Congenital kidney and urinary tract disorders are the most common types of birth defects. The balance between self-renewal and differentiation of nephron progenitor/stem cells is essential for generation of sufficient number of nephrons in a mature kidney. We have found that the Eya and Six protein families are also critical regulators for renal development and mutations in these genes cause renal agenesis and hypoplasia as well as hydronephrosis.

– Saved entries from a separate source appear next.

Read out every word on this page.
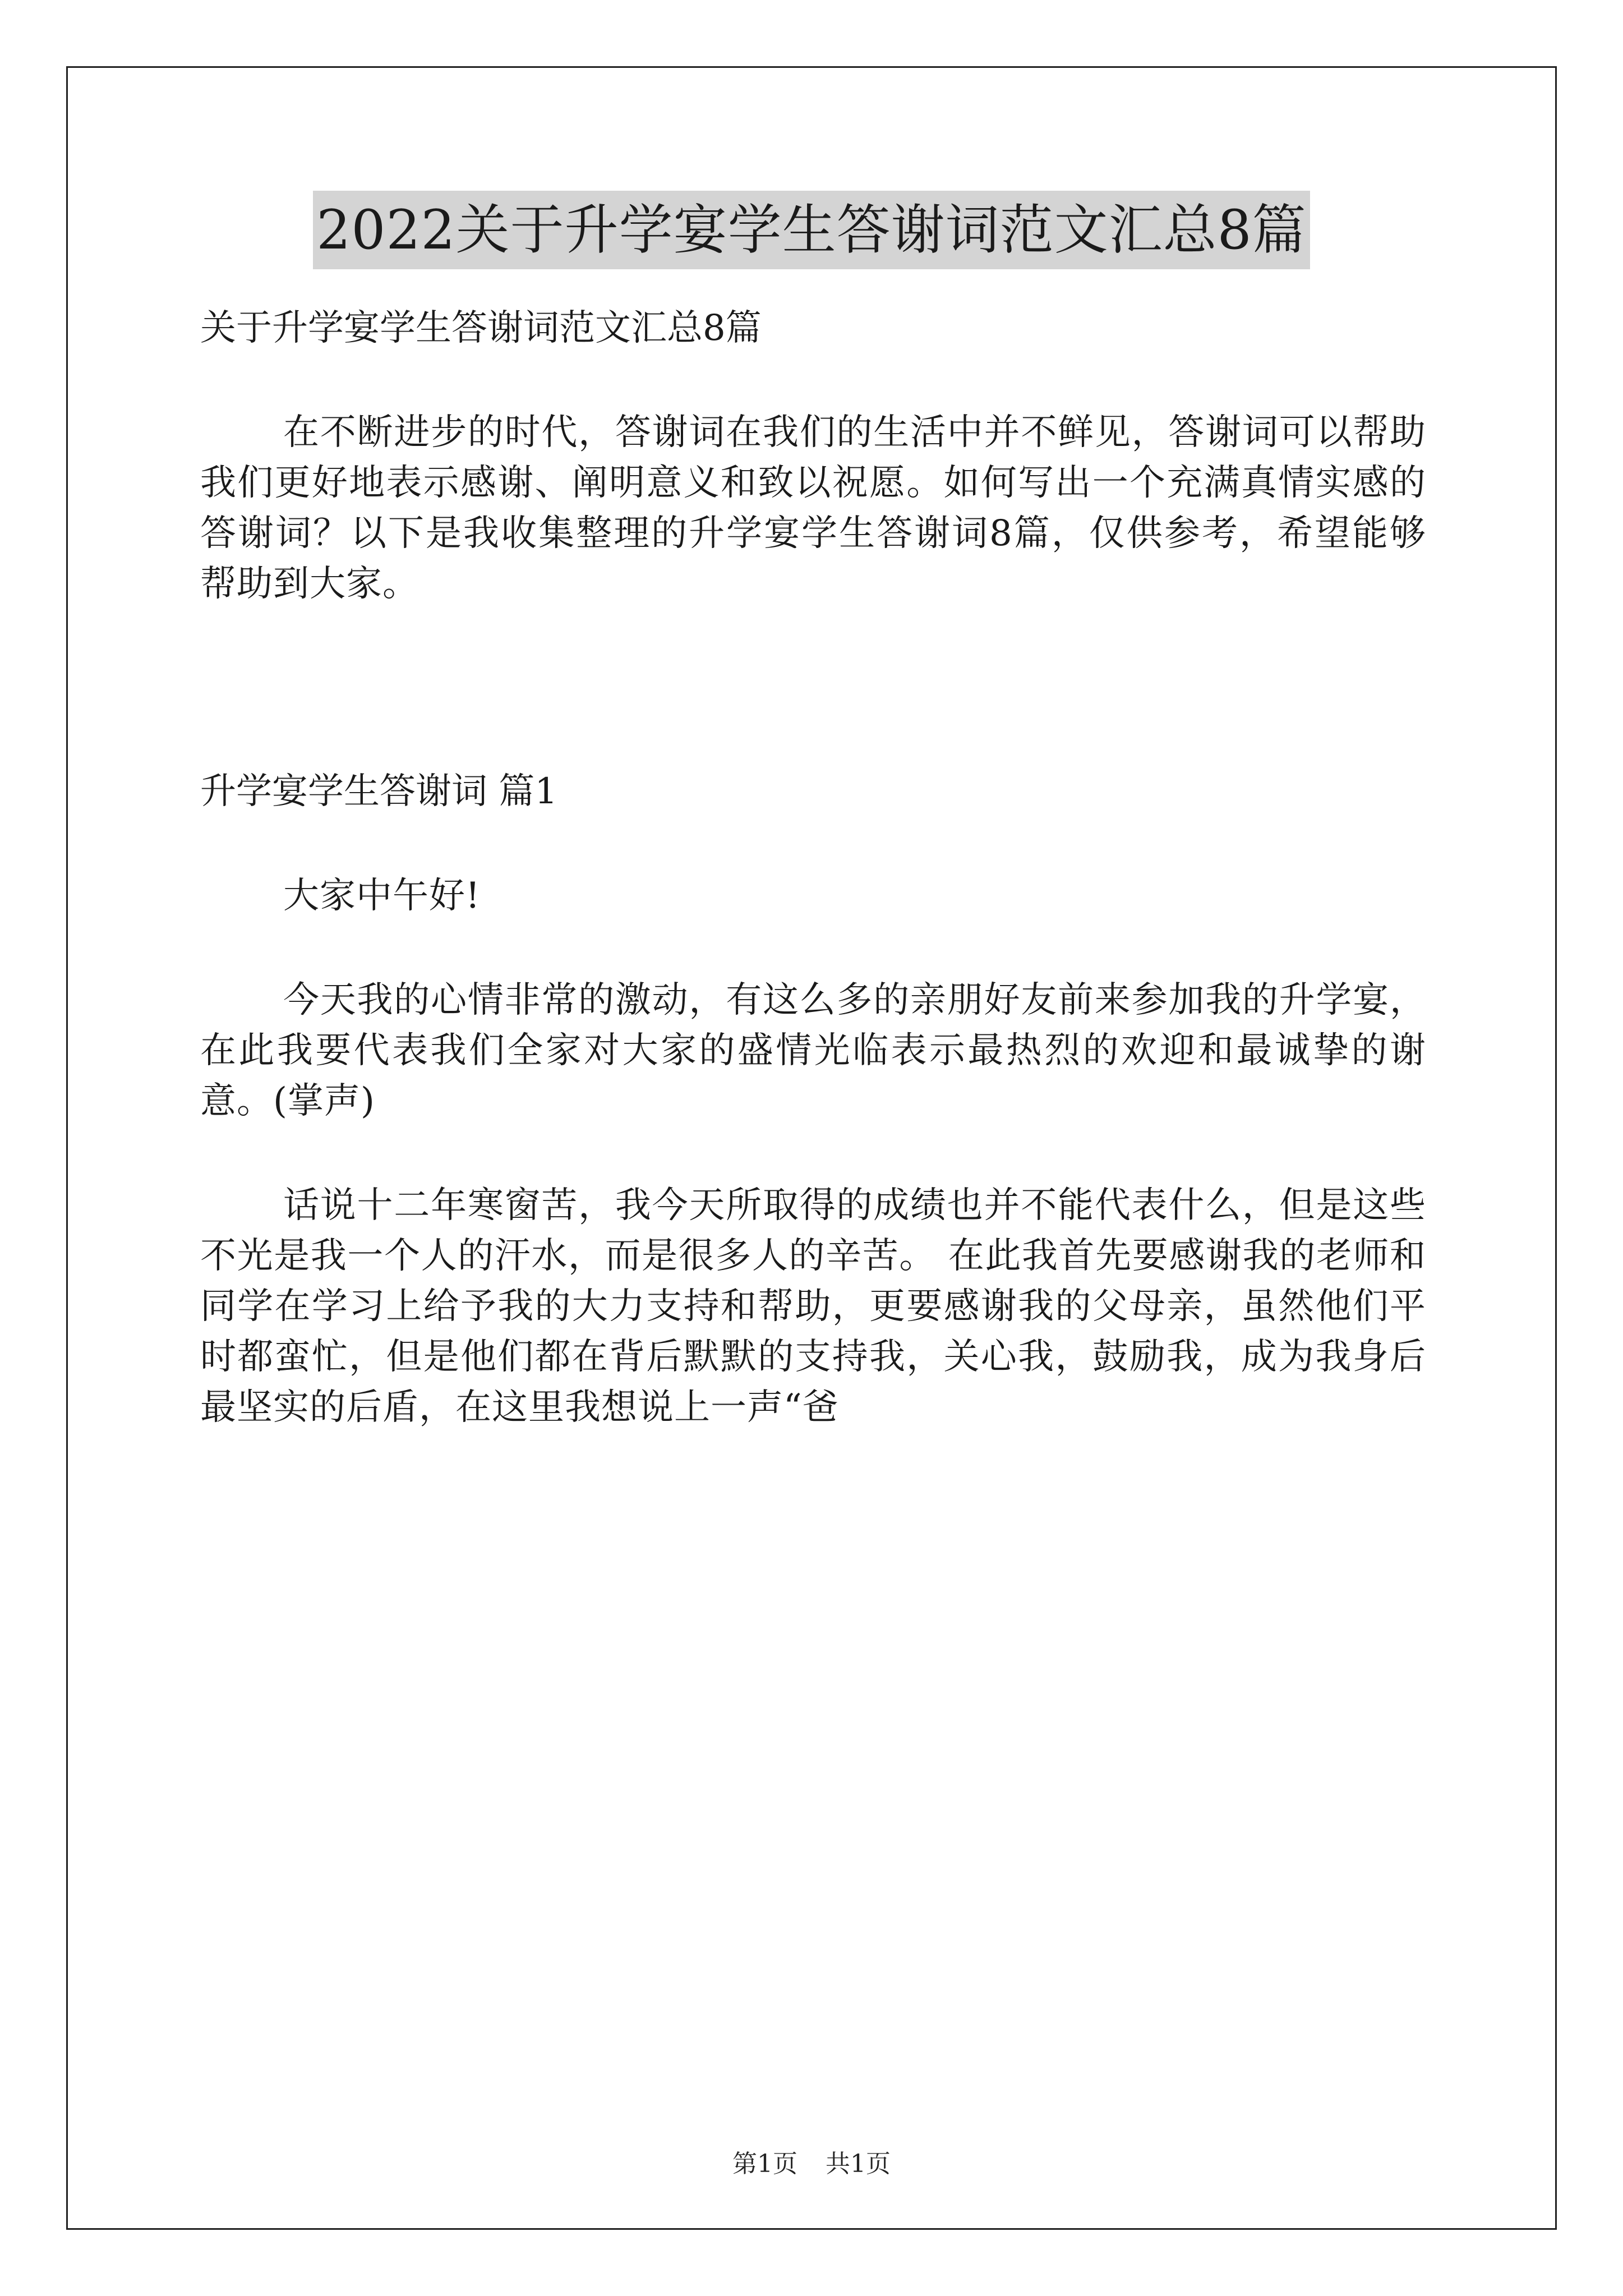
2022关于升学宴学生答谢词范文汇总8篇

关于升学宴学生答谢词范文汇总8篇

在不断进步的时代，答谢词在我们的生活中并不鲜见，答谢词可以帮助我们更好地表示感谢、阐明意义和致以祝愿。如何写出一个充满真情实感的答谢词？以下是我收集整理的升学宴学生答谢词8篇，仅供参考，希望能够帮助到大家。

升学宴学生答谢词 篇1

大家中午好!

今天我的心情非常的激动，有这么多的亲朋好友前来参加我的升学宴，在此我要代表我们全家对大家的盛情光临表示最热烈的欢迎和最诚挚的谢意。(掌声)

话说十二年寒窗苦，我今天所取得的成绩也并不能代表什么，但是这些不光是我一个人的汗水，而是很多人的辛苦。 在此我首先要感谢我的老师和同学在学习上给予我的大力支持和帮助，更要感谢我的父母亲，虽然他们平时都蛮忙，但是他们都在背后默默的支持我，关心我，鼓励我，成为我身后最坚实的后盾，在这里我想说上一声“爸

第1页 共1页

Recently, we reported that Six2 mediates nuclear translocation of Eya1, where Eya1 uses its threonine-phsophatase activity to control Myc phosphorylation and function in the nephron progenitors (Developmental Cell, 2014). This work revealed a functional link between Eya1, Six2 and Myc in driving the expansion and maintenance of the multipotent progenitor population during nephrogenesis. With funding from NIH/NIDDK, we are currently investigating the mechanisms by which EYA1 regulates expansion of metanephric mesenchymal stem/progenitor cell population and determining whether EYA1’s phosphatase activity is necessary for kidney development.

 

III. Characterize EYA1’s partner proteins 

In an effort to identify binding partners for EYA1/SIX, we performed yeast two-hybrid screen and mass spectrometry analysis and have identified several interesting partner factors for EYA1. We are currently characterizing the functional significance of their interaction in vivo.